3. Avoid echo chambers – create space
Hear the term ‘echo chamber’ and chances are you associate it with online communities and social networking groups.
An echo chamber is groupthink—a collective reinforcing their opinions amongst themselves with no consideration given to alternative viewpoints because it feels better to confirm your own biases than to deal with opposing ideas.
Echo chambers are dangerous for society. That’s no exaggeration—the need for social approval has led to acceptance of morally questionable dogma and ideology throughout history via conformity to strong agendas of others.
Fast forward to the 21st century and we now have a tool that risks amplifying this: social media. These networks make it easier to find individuals who share the same opinions wherever they are in the world. Plus it also makes it easier to be polemical and dogmatic about affairs, the internet provides a buffer between people communicating making it easier to be derogatory without worrying about the reaction you get as much as you would if you were face to face with someone.
Stay away from echo chambers on social media even if it feels nice to be in a group where everyone thinks the same. Most members in such groups are too far down the rabbit hole to realise how one-sided their thinking has become.
Some are obvious: political discussions, fan pages, and fad groups have echoes reverberating all over them.
But some are more subtle. Group admins who’re scared to discuss alternative opinions and enforce arbitrary rules. Companies who want you to belong to their community when in reality you’re part of their ecosystem to keep buying product after product without switching to a competitor. Individuals who shout the loudest and proudest making you think they’re a thought leader but lack substance underneath (there’s a LOT of these types).
Avoid echo chambers on social media and give yourself space to think clearly and be open-minded to other sources of opinion.

4. Focus on giving value through your posts
The key on how to use social media in a healthy way is giving value rather than taking it. Making your content and posts worthwhile for other people rather than mere filler pixels.
If you really want to take this concept to the next level, be a net contributor rather than consumer.
There’s a simple way of implementing this. Whenever you’re about to create a post, think: is this post giving real value to others? If the answer is “no”, don’t post it. If the answer is “maybe”, brainstorm how you can make it more valuable, otherwise get rid of it.
Can you imagine an internet where everybody held this standard? Gone are most of the self-aggrandising selfies, that umpteenth pic of the same tourist spot that has had professional photographers snap it better, and unnecessary filtered imagery. In short, a better social media landscape for everyone.
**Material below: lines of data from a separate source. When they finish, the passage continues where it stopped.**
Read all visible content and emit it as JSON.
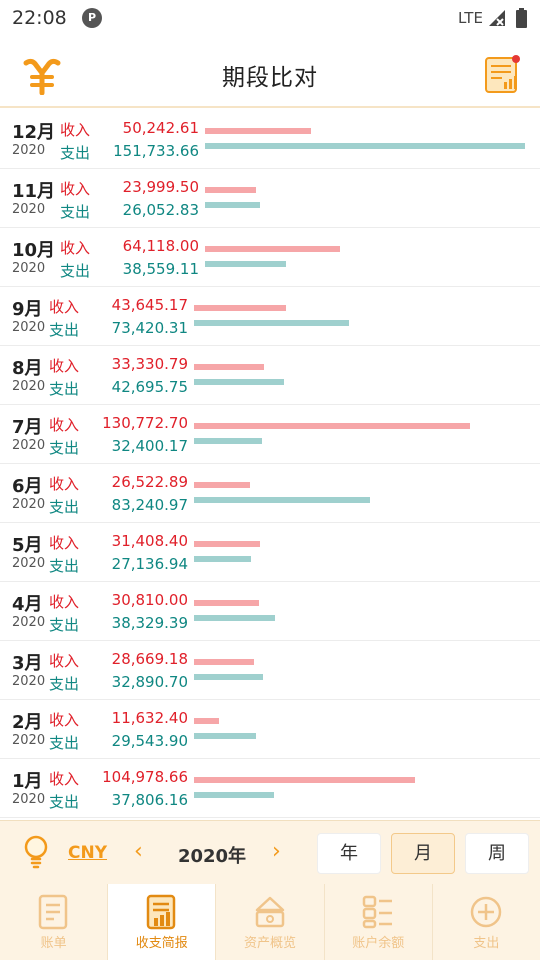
{
  "status_bar": {
    "time": "22:08",
    "app_badge": "P",
    "network": "LTE"
  },
  "header": {
    "title": "期段比对"
  },
  "labels": {
    "income": "收入",
    "expense": "支出"
  },
  "max_value": 151733.66,
  "rows": [
    {
      "month": "12月",
      "year": "2020",
      "income": "50,242.61",
      "expense": "151,733.66",
      "income_value": 50242.61,
      "expense_value": 151733.66
    },
    {
      "month": "11月",
      "year": "2020",
      "income": "23,999.50",
      "expense": "26,052.83",
      "income_value": 23999.5,
      "expense_value": 26052.83
    },
    {
      "month": "10月",
      "year": "2020",
      "income": "64,118.00",
      "expense": "38,559.11",
      "income_value": 64118.0,
      "expense_value": 38559.11
    },
    {
      "month": "9月",
      "year": "2020",
      "income": "43,645.17",
      "expense": "73,420.31",
      "income_value": 43645.17,
      "expense_value": 73420.31
    },
    {
      "month": "8月",
      "year": "2020",
      "income": "33,330.79",
      "expense": "42,695.75",
      "income_value": 33330.79,
      "expense_value": 42695.75
    },
    {
      "month": "7月",
      "year": "2020",
      "income": "130,772.70",
      "expense": "32,400.17",
      "income_value": 130772.7,
      "expense_value": 32400.17
    },
    {
      "month": "6月",
      "year": "2020",
      "income": "26,522.89",
      "expense": "83,240.97",
      "income_value": 26522.89,
      "expense_value": 83240.97
    },
    {
      "month": "5月",
      "year": "2020",
      "income": "31,408.40",
      "expense": "27,136.94",
      "income_value": 31408.4,
      "expense_value": 27136.94
    },
    {
      "month": "4月",
      "year": "2020",
      "income": "30,810.00",
      "expense": "38,329.39",
      "income_value": 30810.0,
      "expense_value": 38329.39
    },
    {
      "month": "3月",
      "year": "2020",
      "income": "28,669.18",
      "expense": "32,890.70",
      "income_value": 28669.18,
      "expense_value": 32890.7
    },
    {
      "month": "2月",
      "year": "2020",
      "income": "11,632.40",
      "expense": "29,543.90",
      "income_value": 11632.4,
      "expense_value": 29543.9
    },
    {
      "month": "1月",
      "year": "2020",
      "income": "104,978.66",
      "expense": "37,806.16",
      "income_value": 104978.66,
      "expense_value": 37806.16
    }
  ],
  "controls": {
    "currency": "CNY",
    "prev": "‹",
    "year": "2020年",
    "next": "›",
    "periods": [
      "年",
      "月",
      "周"
    ],
    "active_period": "月"
  },
  "nav": [
    {
      "label": "账单",
      "icon": "bill-icon"
    },
    {
      "label": "收支简报",
      "icon": "report-icon",
      "active": true
    },
    {
      "label": "资产概览",
      "icon": "assets-icon"
    },
    {
      "label": "账户余额",
      "icon": "balance-icon"
    },
    {
      "label": "支出",
      "icon": "add-icon"
    }
  ],
  "colors": {
    "income": "#e0202a",
    "expense": "#0f8782",
    "income_bar": "#f6a6a8",
    "expense_bar": "#9fd0ce",
    "accent": "#f39a1b"
  }
}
Granted there’s no gold standard for what constitutes value. But I’m willing to bet if you asked most people how much of social media content is valuable, even the most obsessed influencers would agree that a huge proportion isn’t, whether that’s for entertainment or learning.
This might mean you publish less. And that’s ok. What you do publish will always be worth the viewer’s time. Quality over quantity, it’s cliche but holds true no less.
It’ll mean that what you do put out requires attention to detail not just spam releasing. That’ll make your efforts spent on the platform more rewarding.

Summary
Social media is one of the most seminal inventions of the 21st century and it’s here to stay. Despite its wide potential and outreach, it comes with many drawbacks for those who don’t know how to use social media in a healthy way. Among others, social media risks sapping our attention away in excess, festering FOMO-induced narcissism and perpetuating online echo chambers replete with groupthink.
Luckily, we can learn how to use social media in a healthy way. Limit your time on social media platforms to desktop or laptop web access which will prevent overuse. Have high filters for who you follow and consume content from. Avoid echo chambers like the plague. And above all, focus on giving value with your own content.
Social media can not only connect us with friends but it can also act as a proxy friend if you know how to use it well. Follow these tips on how to use social media in a healthy way to make it a win-win outcome for you.